Several of the above as well as other risk factors have been bundled into risk assessment scoring systems for VTE for the trauma population, such as the Greenfield Risk Assessment Profile and the Trauma Embolic Scoring System (TESS) [1, 2, 12, 33]. TESS includes 5 risk factors (obesity, ventilator duration > 3 days, lower-extremity trauma, age, and ISS); our data affirms the importance of several of these findings (age, extremity AIS, mechanical ventilation, among others) [1, 2]. AAST guidelines, however, concluded that none of these scoring systems are necessary as most injured patients requiring hospitalization for over 24 h are at increased VTE risk and therefore chemical prophylaxis should be initiated promptly [2]. The high adjusted odds ratio for surgical patients may be partly explained as an injury requiring surgery and subsequent, especially multiple, surgeries requiring anesthesia could pose a double hit on VTE pathogenesis [15]. The elevated odds ratio for ICU stay is likely related to more severe injuries, need for mechanical ventilation, age, among others. Both of these factors had high importance levels in multiple models. The association of VTE with number of non-VTE complications deserves further evaluation. Albeit rather infrequent, significantly more VTE patients had a history of disseminated cancer and/or current receipt of chemotherapy in this study.

Finally, 7.3% (n = 13) of index VTE events were present within 1 day of admission, which has important implications in terms of quality metrics, as these would likely not be preventable, especially if present on day 0. This concern was raised in the CLOTT study, which demonstrated that 1/4 of pulmonary thromboses were identified on index CT scan [5]. An older study also found that 4/63 PE events occurred within 1 day of injury [34]. Further, a single-center retrospective study noted that of 142 trauma patients with DVT, 55 were noted on duplex scans performed within 48 h of admission [35]. Hence, a corollary question is the duration of chemoprophylaxis necessary to achieve a steady state concentration to not just optimize anti-Xa levels, but also to effect VTE event reduction, as therapeutic anti-Xa levels may not necessarily reduce VTE events [28]?
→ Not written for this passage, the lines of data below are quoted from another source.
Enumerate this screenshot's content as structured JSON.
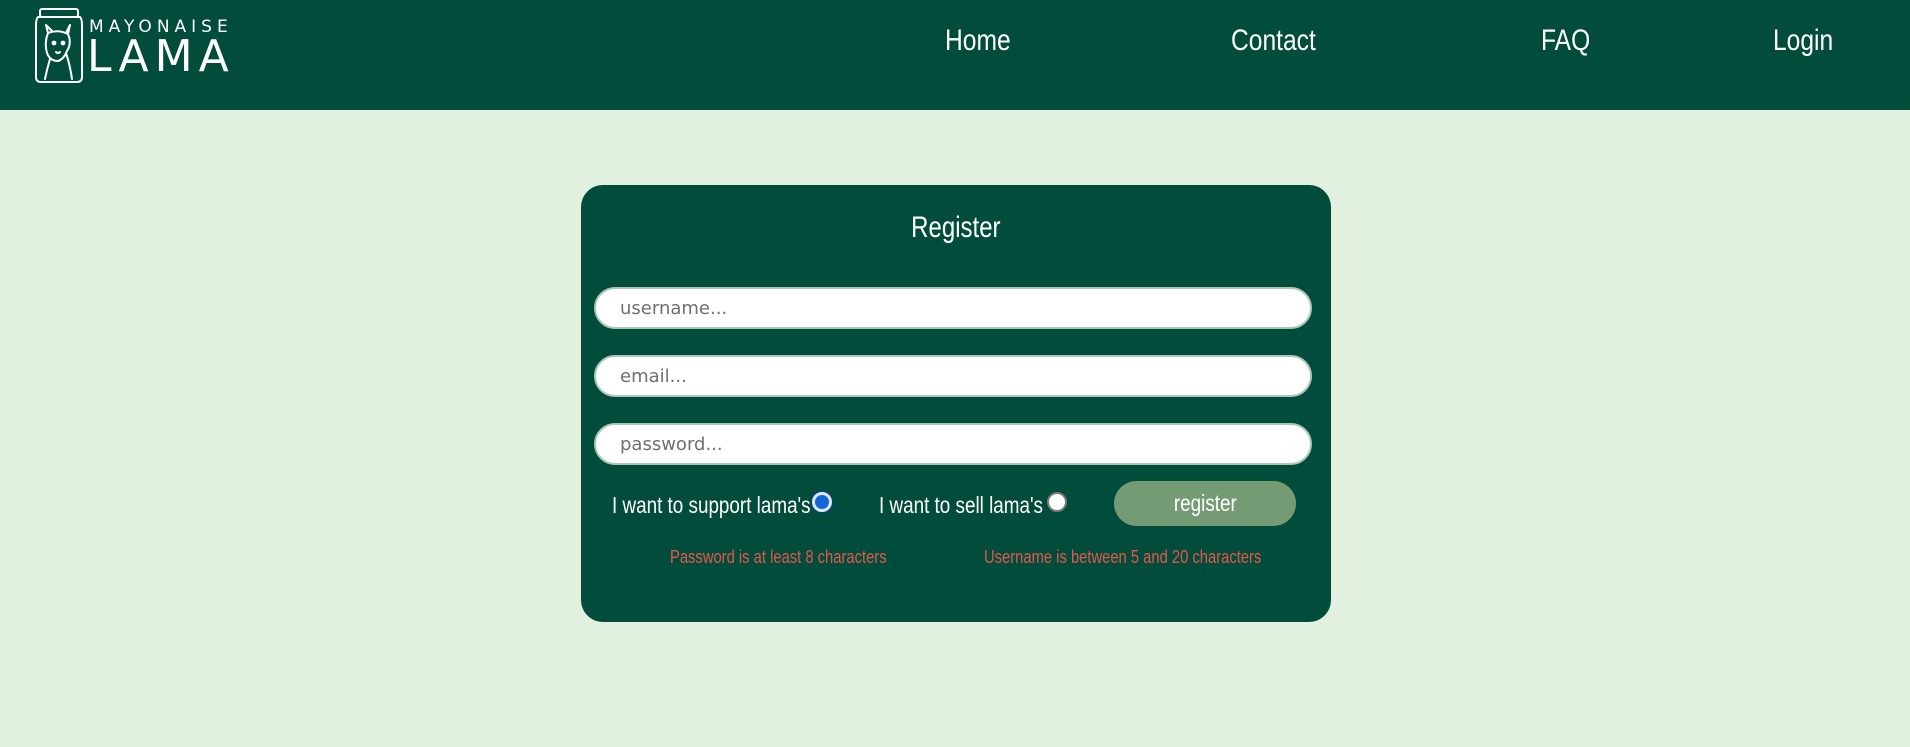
{
  "header": {
    "logo": {
      "top_text": "MAYONAISE",
      "main_text": "LAMA"
    },
    "nav": [
      {
        "label": "Home"
      },
      {
        "label": "Contact"
      },
      {
        "label": "FAQ"
      },
      {
        "label": "Login"
      }
    ]
  },
  "register_form": {
    "title": "Register",
    "username_placeholder": "username...",
    "email_placeholder": "email...",
    "password_placeholder": "password...",
    "support_option_label": "I want to support lama's",
    "sell_option_label": "I want to sell lama's",
    "support_selected": true,
    "sell_selected": false,
    "submit_label": "register",
    "errors": {
      "password": "Password is at least 8 characters",
      "username": "Username is between 5 and 20 characters"
    }
  },
  "colors": {
    "header_bg": "#024c3c",
    "page_bg": "#e1f0df",
    "button_bg": "#749b73",
    "error_text": "#e2584a",
    "radio_selected": "#1565d8"
  }
}
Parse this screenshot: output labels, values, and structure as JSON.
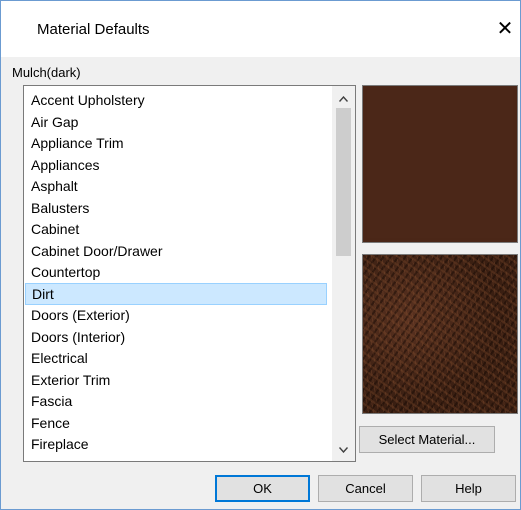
{
  "dialog": {
    "title": "Material Defaults",
    "close_label": "✕",
    "material_name": "Mulch(dark)"
  },
  "list": {
    "items": [
      "Accent Upholstery",
      "Air Gap",
      "Appliance Trim",
      "Appliances",
      "Asphalt",
      "Balusters",
      "Cabinet",
      "Cabinet Door/Drawer",
      "Countertop",
      "Dirt",
      "Doors (Exterior)",
      "Doors (Interior)",
      "Electrical",
      "Exterior Trim",
      "Fascia",
      "Fence",
      "Fireplace"
    ],
    "selected_index": 9,
    "scroll_up_icon": "^",
    "scroll_down_icon": "v"
  },
  "preview": {
    "swatch_color": "#4b2718",
    "texture_color": "#3a1f12"
  },
  "buttons": {
    "select_material": "Select Material...",
    "ok": "OK",
    "cancel": "Cancel",
    "help": "Help"
  }
}
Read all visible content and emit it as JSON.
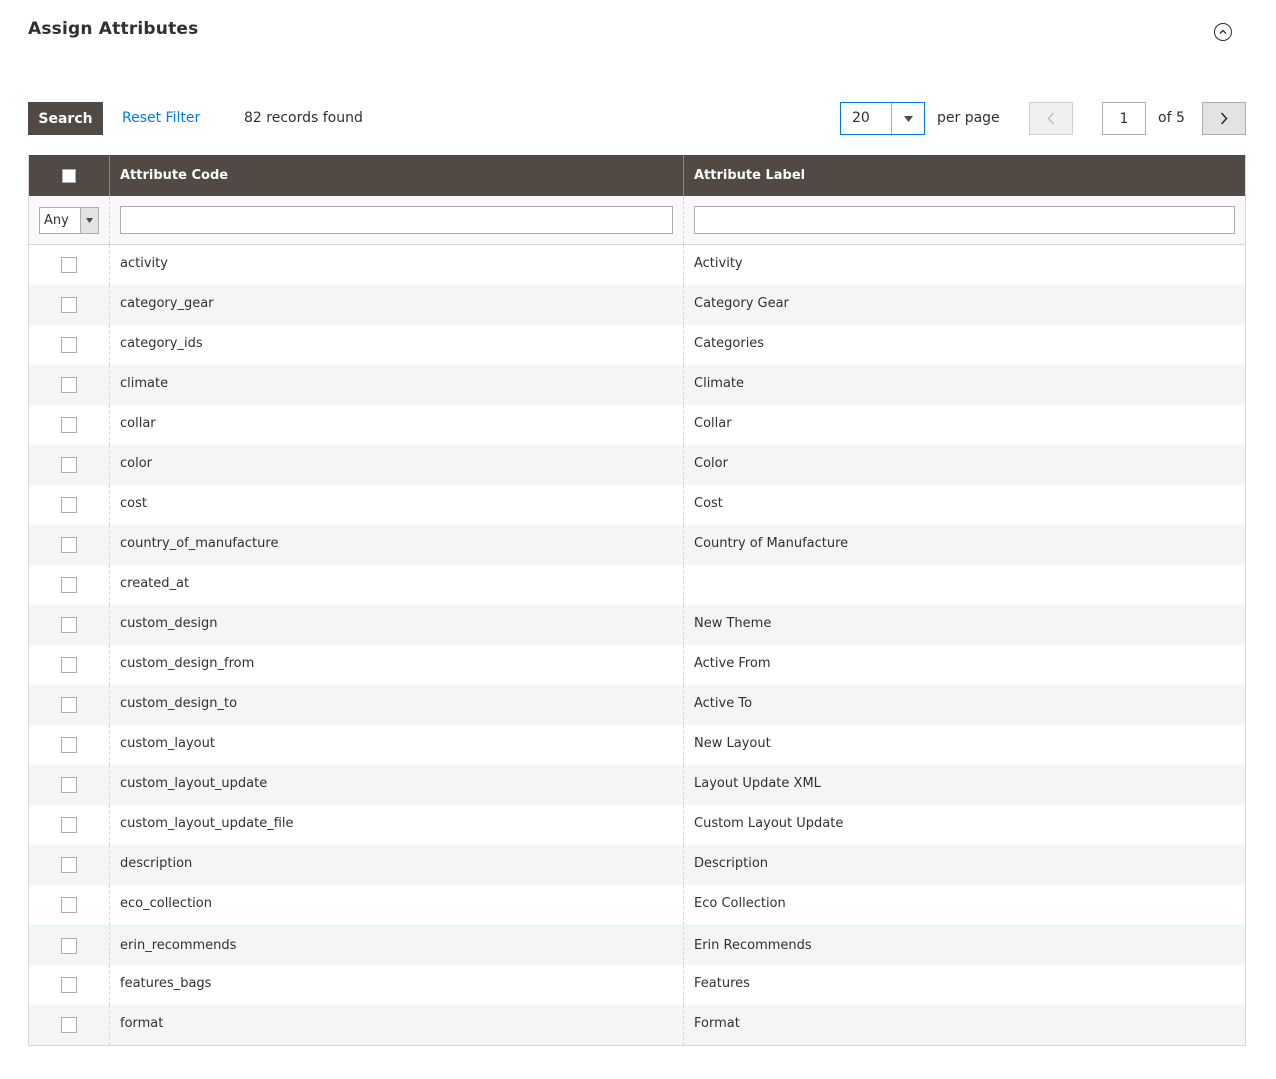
{
  "section": {
    "title": "Assign Attributes"
  },
  "toolbar": {
    "search_label": "Search",
    "reset_label": "Reset Filter",
    "records_text": "82 records found",
    "per_page_value": "20",
    "per_page_label": "per page",
    "current_page": "1",
    "of_pages": "of 5"
  },
  "grid": {
    "columns": [
      "Attribute Code",
      "Attribute Label"
    ],
    "filter": {
      "any_value": "Any",
      "code_value": "",
      "label_value": ""
    },
    "rows": [
      {
        "code": "activity",
        "label": "Activity"
      },
      {
        "code": "category_gear",
        "label": "Category Gear"
      },
      {
        "code": "category_ids",
        "label": "Categories"
      },
      {
        "code": "climate",
        "label": "Climate"
      },
      {
        "code": "collar",
        "label": "Collar"
      },
      {
        "code": "color",
        "label": "Color"
      },
      {
        "code": "cost",
        "label": "Cost"
      },
      {
        "code": "country_of_manufacture",
        "label": "Country of Manufacture"
      },
      {
        "code": "created_at",
        "label": ""
      },
      {
        "code": "custom_design",
        "label": "New Theme"
      },
      {
        "code": "custom_design_from",
        "label": "Active From"
      },
      {
        "code": "custom_design_to",
        "label": "Active To"
      },
      {
        "code": "custom_layout",
        "label": "New Layout"
      },
      {
        "code": "custom_layout_update",
        "label": "Layout Update XML"
      },
      {
        "code": "custom_layout_update_file",
        "label": "Custom Layout Update"
      },
      {
        "code": "description",
        "label": "Description"
      },
      {
        "code": "eco_collection",
        "label": "Eco Collection"
      },
      {
        "code": "erin_recommends",
        "label": "Erin Recommends"
      },
      {
        "code": "features_bags",
        "label": "Features"
      },
      {
        "code": "format",
        "label": "Format"
      }
    ]
  },
  "colors": {
    "header_bg": "#514943",
    "link": "#007bdb",
    "accent_border": "#007bdb"
  }
}
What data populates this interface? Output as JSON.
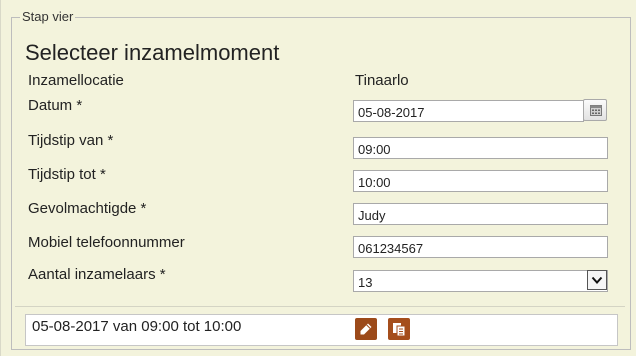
{
  "step": {
    "legend": "Stap vier",
    "heading": "Selecteer inzamelmoment"
  },
  "form": {
    "location": {
      "label": "Inzamellocatie",
      "value": "Tinaarlo"
    },
    "date": {
      "label": "Datum *",
      "value": "05-08-2017",
      "button_icon": "calendar-icon"
    },
    "time_from": {
      "label": "Tijdstip van *",
      "value": "09:00"
    },
    "time_to": {
      "label": "Tijdstip tot *",
      "value": "10:00"
    },
    "authorized": {
      "label": "Gevolmachtigde *",
      "value": "Judy"
    },
    "mobile": {
      "label": "Mobiel telefoonnummer",
      "value": "061234567"
    },
    "collectors": {
      "label": "Aantal inzamelaars *",
      "value": "13",
      "arrow_icon": "chevron-down-icon"
    }
  },
  "result": {
    "text": "05-08-2017 van 09:00 tot 10:00",
    "edit_icon": "pencil-icon",
    "copy_icon": "copy-icon",
    "button_color": "#9c4a1a"
  },
  "colors": {
    "panel_background": "#f3f3dc",
    "field_border": "#a9a9a9"
  }
}
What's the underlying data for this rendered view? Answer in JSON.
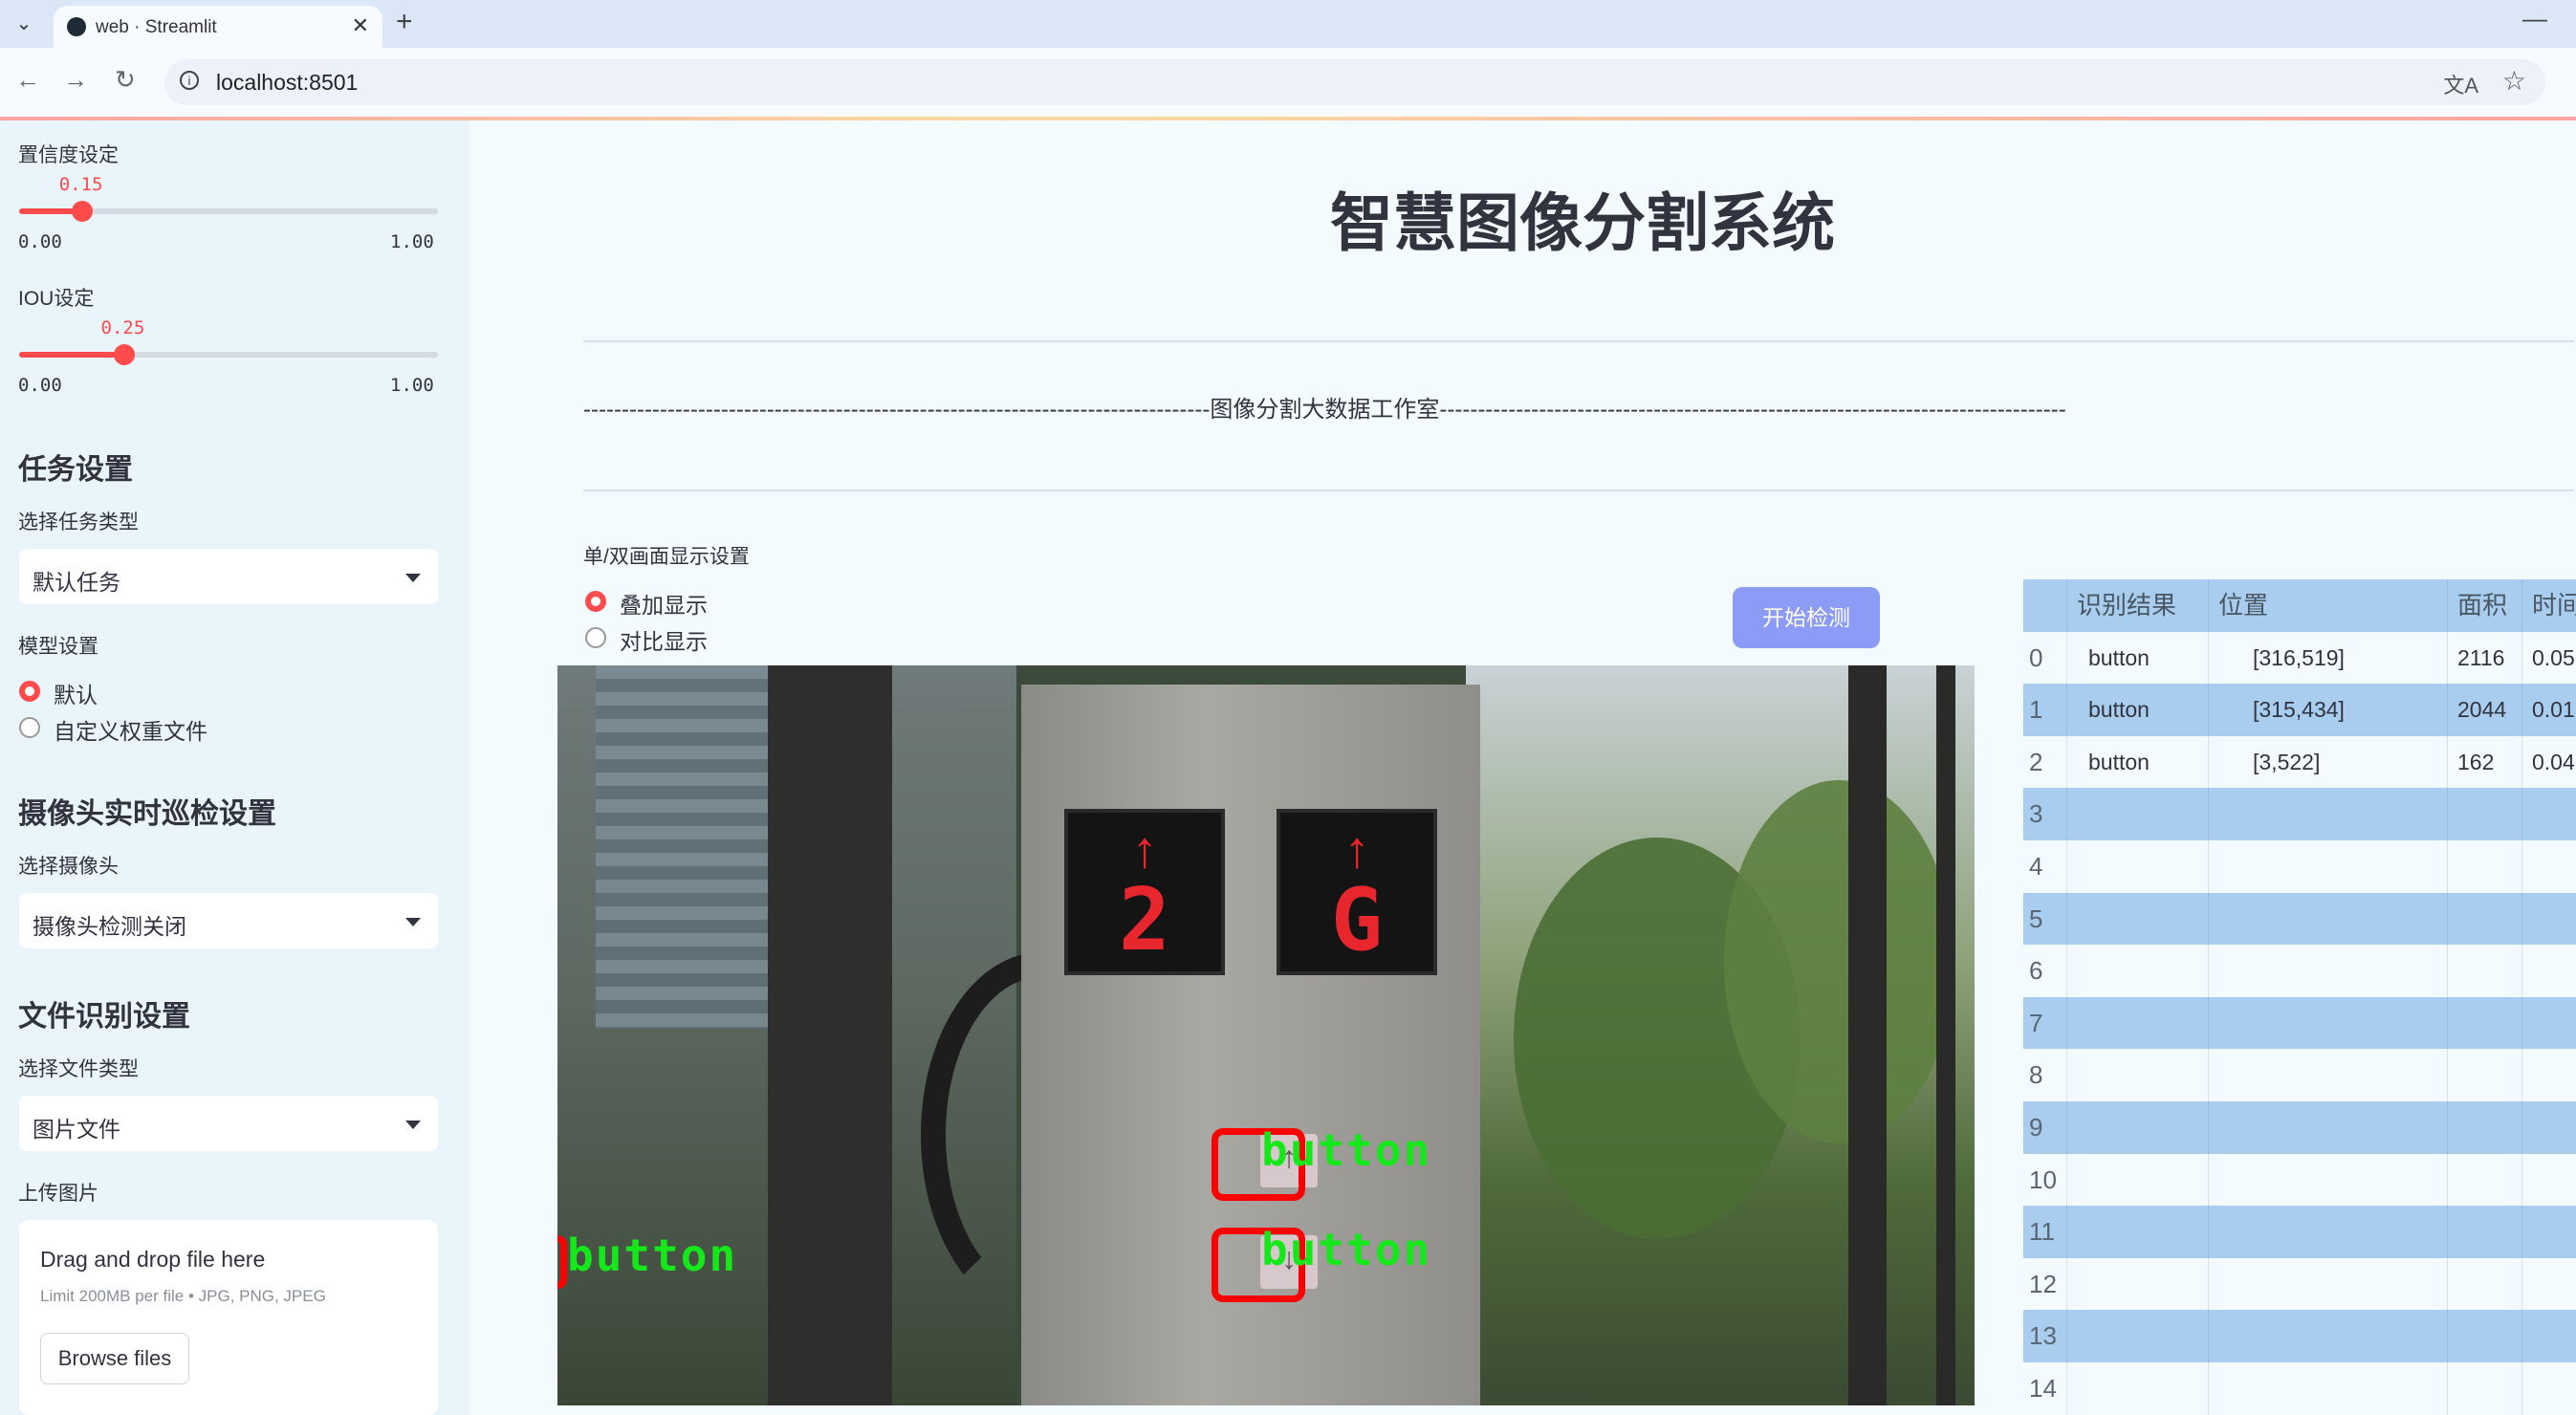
{
  "browser": {
    "tab_title": "web · Streamlit",
    "url": "localhost:8501"
  },
  "sidebar": {
    "confidence": {
      "label": "置信度设定",
      "value_text": "0.15",
      "value": 0.15,
      "min": "0.00",
      "max": "1.00"
    },
    "iou": {
      "label": "IOU设定",
      "value_text": "0.25",
      "value": 0.25,
      "min": "0.00",
      "max": "1.00"
    },
    "task_heading": "任务设置",
    "task_type_label": "选择任务类型",
    "task_type_value": "默认任务",
    "model_label": "模型设置",
    "model_options": [
      "默认",
      "自定义权重文件"
    ],
    "model_selected": 0,
    "camera_heading": "摄像头实时巡检设置",
    "camera_label": "选择摄像头",
    "camera_value": "摄像头检测关闭",
    "file_heading": "文件识别设置",
    "file_type_label": "选择文件类型",
    "file_type_value": "图片文件",
    "upload_label": "上传图片",
    "upload_title": "Drag and drop file here",
    "upload_limit": "Limit 200MB per file • JPG, PNG, JPEG",
    "browse_label": "Browse files"
  },
  "main": {
    "title": "智慧图像分割系统",
    "subtitle": "----------------------------------------------------------------------------------图像分割大数据工作室----------------------------------------------------------------------------------",
    "display_mode_label": "单/双画面显示设置",
    "display_modes": [
      "叠加显示",
      "对比显示"
    ],
    "display_selected": 0,
    "start_button": "开始检测"
  },
  "image": {
    "floor_displays": [
      {
        "arrow": "↑",
        "char": "2"
      },
      {
        "arrow": "↑",
        "char": "G"
      }
    ],
    "detections": [
      {
        "label": "button"
      },
      {
        "label": "button"
      },
      {
        "label": "button"
      }
    ]
  },
  "table": {
    "columns": [
      "",
      "识别结果",
      "位置",
      "面积",
      "时间"
    ],
    "rows": [
      {
        "index": "0",
        "result": "button",
        "position": "[316,519]",
        "area": "2116",
        "time": "0.05"
      },
      {
        "index": "1",
        "result": "button",
        "position": "[315,434]",
        "area": "2044",
        "time": "0.01"
      },
      {
        "index": "2",
        "result": "button",
        "position": "[3,522]",
        "area": "162",
        "time": "0.04"
      },
      {
        "index": "3",
        "result": "",
        "position": "",
        "area": "",
        "time": ""
      },
      {
        "index": "4",
        "result": "",
        "position": "",
        "area": "",
        "time": ""
      },
      {
        "index": "5",
        "result": "",
        "position": "",
        "area": "",
        "time": ""
      },
      {
        "index": "6",
        "result": "",
        "position": "",
        "area": "",
        "time": ""
      },
      {
        "index": "7",
        "result": "",
        "position": "",
        "area": "",
        "time": ""
      },
      {
        "index": "8",
        "result": "",
        "position": "",
        "area": "",
        "time": ""
      },
      {
        "index": "9",
        "result": "",
        "position": "",
        "area": "",
        "time": ""
      },
      {
        "index": "10",
        "result": "",
        "position": "",
        "area": "",
        "time": ""
      },
      {
        "index": "11",
        "result": "",
        "position": "",
        "area": "",
        "time": ""
      },
      {
        "index": "12",
        "result": "",
        "position": "",
        "area": "",
        "time": ""
      },
      {
        "index": "13",
        "result": "",
        "position": "",
        "area": "",
        "time": ""
      },
      {
        "index": "14",
        "result": "",
        "position": "",
        "area": "",
        "time": ""
      }
    ]
  },
  "colors": {
    "accent": "#ff4b4b",
    "sidebar_bg": "#eaf4fb",
    "button_bg": "#8c9bf5",
    "table_band": "#a8cdee",
    "detection_box": "#ff0000",
    "detection_text": "#14e81a"
  },
  "icons": [
    "tab-menu-icon",
    "streamlit-favicon",
    "close-icon",
    "plus-icon",
    "minimize-icon",
    "back-icon",
    "forward-icon",
    "reload-icon",
    "info-icon",
    "translate-icon",
    "star-icon",
    "chevron-down-icon"
  ]
}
This study has several important limitations. It is a single suburban trauma center study with a limited number of VTE patients, which may limit its generalizability to other institutions/situations. Classification of chemoprophylaxis as present among patients who received at least one dose on the day prior to VTE diagnosis may oversimplify variability and obscure delays in prophylaxis dosing or missed doses. This may affect comparisons between unfractionated heparin and enoxaparin groups. This study was not powered to detect differences between the groups.